There are two common methods for generating a pseudo-stereo effect from a mono signal, the mono signal to both speakers play out of phase, and the use of frequency selective techniques, which usually consists of directing lower frequency signals in a single channel and higher frequency signals in the other. This circuit uses the second technique, but it can also antiphase signals that can give a better effect, especially when using headphones.

Q1 is used an emitter follower buffer stage, which provides two filter networks quagmire of its production is driven low impedance source. If they were driven directly to the input, it is quite possible that they would receive food source impedance of a few ohms or more pounds, which would be more than enough to change their properties effectively.

Both filters are formed by R4 and C3 (low pass), and C6 and R8 (step height). Wind in the price is not essential in this application and the rate of attenuation of 6 dB per octave filters simple as that RC is perfectly adequate.

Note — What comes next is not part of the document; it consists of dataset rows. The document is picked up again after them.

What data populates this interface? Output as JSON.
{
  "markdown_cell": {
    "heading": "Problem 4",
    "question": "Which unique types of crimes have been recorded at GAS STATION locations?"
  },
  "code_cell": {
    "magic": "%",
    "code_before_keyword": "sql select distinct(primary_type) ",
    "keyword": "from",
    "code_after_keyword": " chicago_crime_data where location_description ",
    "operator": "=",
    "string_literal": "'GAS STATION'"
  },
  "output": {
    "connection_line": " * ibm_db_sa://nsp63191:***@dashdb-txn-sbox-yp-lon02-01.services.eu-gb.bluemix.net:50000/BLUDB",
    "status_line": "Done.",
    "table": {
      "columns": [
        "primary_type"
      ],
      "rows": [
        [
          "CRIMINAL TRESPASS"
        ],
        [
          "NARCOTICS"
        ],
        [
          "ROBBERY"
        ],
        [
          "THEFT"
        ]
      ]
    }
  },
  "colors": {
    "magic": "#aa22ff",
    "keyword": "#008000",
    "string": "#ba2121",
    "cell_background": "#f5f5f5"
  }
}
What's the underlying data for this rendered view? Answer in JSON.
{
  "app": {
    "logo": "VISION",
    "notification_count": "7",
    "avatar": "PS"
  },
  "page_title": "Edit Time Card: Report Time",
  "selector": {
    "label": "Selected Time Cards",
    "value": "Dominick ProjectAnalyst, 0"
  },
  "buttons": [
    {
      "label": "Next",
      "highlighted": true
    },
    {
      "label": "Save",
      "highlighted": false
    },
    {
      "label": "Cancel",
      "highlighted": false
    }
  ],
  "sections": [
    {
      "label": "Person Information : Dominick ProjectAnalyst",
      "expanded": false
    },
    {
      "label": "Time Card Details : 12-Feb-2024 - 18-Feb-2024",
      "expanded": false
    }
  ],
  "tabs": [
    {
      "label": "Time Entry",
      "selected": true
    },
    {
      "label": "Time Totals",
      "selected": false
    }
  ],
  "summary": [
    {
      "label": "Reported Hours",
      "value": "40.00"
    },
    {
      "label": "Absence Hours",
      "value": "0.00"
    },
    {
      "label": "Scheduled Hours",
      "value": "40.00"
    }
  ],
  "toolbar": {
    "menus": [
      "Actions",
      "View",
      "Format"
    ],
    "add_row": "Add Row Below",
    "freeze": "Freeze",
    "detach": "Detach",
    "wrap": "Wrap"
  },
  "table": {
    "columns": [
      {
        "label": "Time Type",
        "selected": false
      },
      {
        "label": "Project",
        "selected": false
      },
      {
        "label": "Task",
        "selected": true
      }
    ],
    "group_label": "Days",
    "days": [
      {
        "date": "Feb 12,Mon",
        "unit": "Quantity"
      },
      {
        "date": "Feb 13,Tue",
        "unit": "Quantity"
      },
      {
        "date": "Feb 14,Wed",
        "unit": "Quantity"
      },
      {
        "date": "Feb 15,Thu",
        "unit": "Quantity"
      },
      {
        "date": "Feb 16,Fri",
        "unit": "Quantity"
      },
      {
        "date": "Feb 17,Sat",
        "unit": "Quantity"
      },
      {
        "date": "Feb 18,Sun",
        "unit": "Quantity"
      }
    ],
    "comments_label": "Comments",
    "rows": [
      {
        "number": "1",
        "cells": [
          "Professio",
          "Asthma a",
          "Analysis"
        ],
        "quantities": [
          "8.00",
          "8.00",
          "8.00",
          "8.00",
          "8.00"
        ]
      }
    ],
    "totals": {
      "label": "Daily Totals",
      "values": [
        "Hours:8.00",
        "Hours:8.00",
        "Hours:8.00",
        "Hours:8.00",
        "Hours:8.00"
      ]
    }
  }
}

The-3dB point of each filter is about 800 Hz and mixed, therefore, gives an almost flat response, with significant peaks or troughs.

Q2 is connected as an emitter follower buffer stage, which ensures that there is minimum load on the low-pass filter. Q3 also ensures that there is minimum load on the high-pass filter, but this device can also serve as a phase separator. With SW2 switched to the output of the transmitter third quarter, Q3 acts effectively as an emitter follower and makes no phase inversion. With SW2 switched to exit in the third quarter of collectors, Q3, thus effectively act as a common-emitter stage with negative feedback of 100% (and a unity voltage gain) due to R11. 1t also provides a phase change of 180 °, so the two output signals are in phase opposition. A phase conditions are necessary to give a good stereo image center and use of anti-phase signals tend to give an impression of greater separation channel.

Stereo recording in an orchestra, it is normal for the violins from the left channel, with cellos and basses in the right way. Therefore, the high frequency signals are routed to the left channel and low frequency signals are routed to the right channel so that the device gives a similar effect (although this will obviously work well with the outputs connected both ways ).